BU rakamlar tüm ürünlerin ortalaması. Ege çiftçisinin ana geçim kaynağı tarla ürünleri ve büyükbaş hayvan yetiştiriciliği ve süt hayvancılığında ise ortalama kayıp yüzde 10.8'lere bile ulaşıyor. İşin Türkçesi çiftçi fakirleşmeye devam ediyor.

ÇARESİZLİK içinde kıvranan Ege çiftçisi kendisine yeni kazanç kapısı arıyor. Gediz ve Menderes ovalarında bugüne kadar görmediğimiz yeni ürünler deneniyor. Aile ekonomisine katkı sağlamak için süt inekçiliği ve besicilik yapılmaya çalışılıyor.

ANCAK hayvancılık da duvara tosladı. 190 bin liradan satılan sütün fiyatı 165 bin liralara düşürüldü. SEK'in özelleşmesiyle hayvancılığın kurtulacağını düşünenler, köylüyü yarattıkları yeni tekellerin insafına terketti. Neredeyse bir litle süt ile bir litre menbaa suyu aynı fiyata satılacak. Böyle bir adaletsizlik olur mu?

ÇİFTÇİ Bağkur primlerini, kooperatif borçlarını ödeyemiyor. Gazetelerden okudunuz. Çanakkale'nin Ayvacık ilçesinde binlerce köylü, kooperatif borçlarını ödeyemedikleri için 10'ar günlük hapis cezalarını nöbetleşe yatıp çıkıyor.

EKONOMİK sıkıntıyı, Türkiye'nin kritik bir noktadan geçtiğini, dolayısıyla herkesin fedakarlıkta bulunmasını kabul ediyoruz. Ancak, ‘‘Nasıl olsa taşıyor’’ diye köylünün sırtına biraz daha yük vurmanın insaf ölçülerinin dışına çıktığını da belirtiyoruz.

ASLINDA bütün bunlar neden oluyor biliyor musunuz? Çiftçilerin örgütsüzlüğünden, sesini çıkarmamasından. Kahve sohbetlerindeki ‘‘Ah vah’’ yakınmalarını kimse duymuyor. Bu sesi duyuracak, köylüyü ayaklandıracak ziraat odaları hala DP-CHP devirlerini yaşıyor. Bir ikisi dışında gerçek çiftçinin nabzını tutan yok. Birçok ziraat odası yöneticinin çiftçilikle ilgisi bile kalmamış. Böyle olunca da Ankara sanayiciyi, tüccarı, borsacıyı, esnafı dinliyor da çiftçiye kulak bile asmıyor.
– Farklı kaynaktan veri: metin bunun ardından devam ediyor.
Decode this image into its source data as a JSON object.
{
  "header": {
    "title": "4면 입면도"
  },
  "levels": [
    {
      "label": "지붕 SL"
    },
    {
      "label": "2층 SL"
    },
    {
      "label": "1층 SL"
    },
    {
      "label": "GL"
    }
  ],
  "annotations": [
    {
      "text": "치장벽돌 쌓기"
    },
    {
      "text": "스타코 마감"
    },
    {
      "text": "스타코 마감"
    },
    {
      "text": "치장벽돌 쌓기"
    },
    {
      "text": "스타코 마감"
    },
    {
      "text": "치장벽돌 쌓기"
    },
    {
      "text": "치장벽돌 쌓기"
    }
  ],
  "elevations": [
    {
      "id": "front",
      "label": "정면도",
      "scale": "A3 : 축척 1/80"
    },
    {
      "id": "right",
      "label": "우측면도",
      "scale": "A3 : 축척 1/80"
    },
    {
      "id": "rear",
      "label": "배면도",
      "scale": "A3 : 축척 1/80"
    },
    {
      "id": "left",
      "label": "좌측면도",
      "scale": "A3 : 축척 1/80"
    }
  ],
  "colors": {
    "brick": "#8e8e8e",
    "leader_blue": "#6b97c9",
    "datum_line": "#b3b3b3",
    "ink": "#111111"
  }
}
ÖNÜMÜZDEKİ sezon çiftçi açısından daha da zor geçeceğe benziyor. Çiftçiyi kurak bir yaz bekliyor. Barajlarda, göllerde yeterli su yok. Çok pahalı olan yeraltı suları ile idare edilmeye çalışılacak.

BÖLGE milletvekilleri tarımın sorunlarına o kadar uzakki. Herhalde folklorcu çocukların kısa pantolonuyla, deve güreşi bileti satışlarıyla uğraşmaktan yaşam mücadelesi veren köylülere sıra gelmiyor.